Hey I have been studying ALOT about these stuff, aligned with my History teacher that is also from the counterculture and antisystem, he is not a capitalist by any ways nor a comunist or an anarchist. He, as I, think that things must be adapted to the situation your faced with, no one size fits all or any ideaology, its all hibrid. 
So my question is, do you think City-States can work? And i mean medium-large cities, idealy with a maximum of 1milion inhabitants.
So cities would be preferbaly self suficient at least in food and water so one city cannot buy another off. And well they would trade betwhen them, they may create their currencies, idealy trade by trade. 
Have you seen Zeitgeist movies? Maybe like that, but withouth the computer that does the decisisons, becouse that does not seam viable at the moment, but of course as much more tecnology better, and people would only be in charge of the city's maintence and improvement, the rest of the time and aim would be, well freedom, no individual gains whatsoever, in terms of money or owning lots of stuff liek houses or whatever. 

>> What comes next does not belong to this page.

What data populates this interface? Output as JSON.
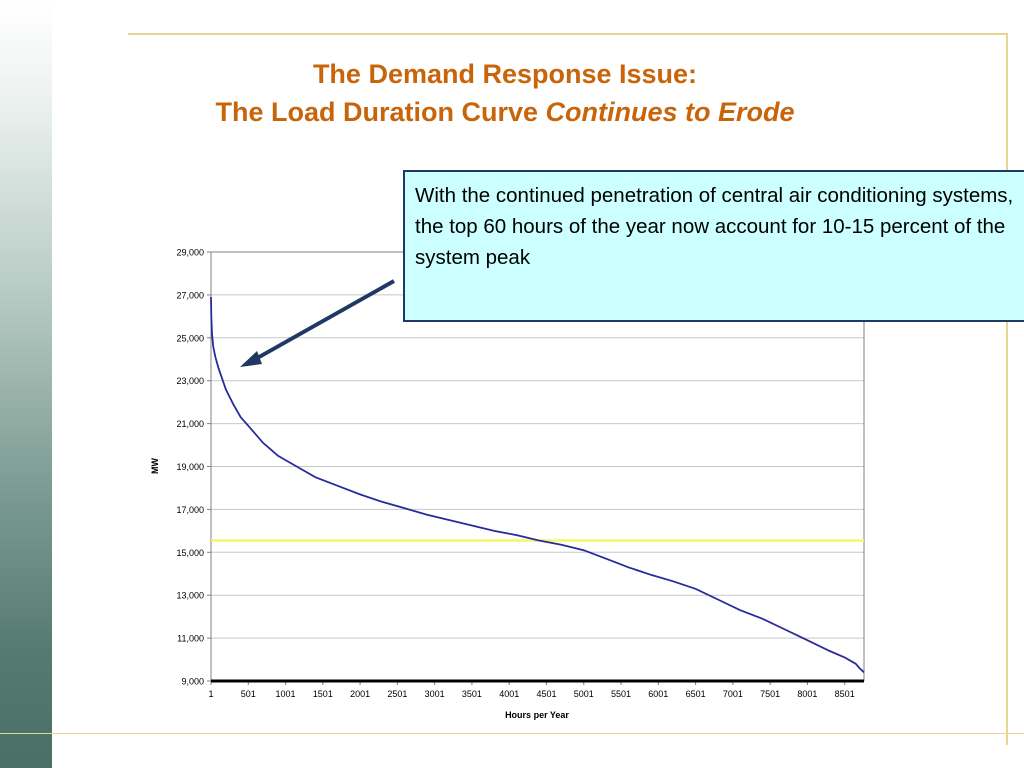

Discuss please, it may be feazable in some countries, even in the US after its (hopefully) implosion and separation
Add ideas


----------



## Pheonix (May 23, 2012)

What's this city-state thing you talk about it sound like Confederacy with a hippie twist. It seems like City-States is another way to describe confederacy without saying "confederacy" kind of like "State-rights".


----------



## Thoreau (May 24, 2012)

Well it would basicly be cities with their own government, let me give you an example, the US, it has a federal goverment, but in case of dismebrament, what would be left were states, that are now independent countries. The city-state concept goes deeper than that, since a state in the US is usually about the size of an european country, it must divide itself further, to a point of, for example, the city-states before the italian unification. With about the same size and withouth all the battles in beetwhen.
I believe that something like that would be the maximum of democracy, and where democracy could really work. Becouse the more persons you have in your country, the more likely opinions, ways of life and world views are diferent.


----------



## Pheonix (May 24, 2012)

It would just separate the states even more, California would be super liberal and Texas would be super Republican and eventually states would start going to war with each other. Who's going to protect Michigan from Ohio?


----------



## Auto (Jul 13, 2012)

Aristotle said that if a city-state reached more then a 50,000 population, freedoms would be lost. I like the city-state idea, masses of people are easily manipulated into wanting things that are not in their best interest, it would be much better to have a smaller populace, you would most likely personally know most of the people that are running things. Lew Rockwell often talks about the city-state idea if you are interested.


----------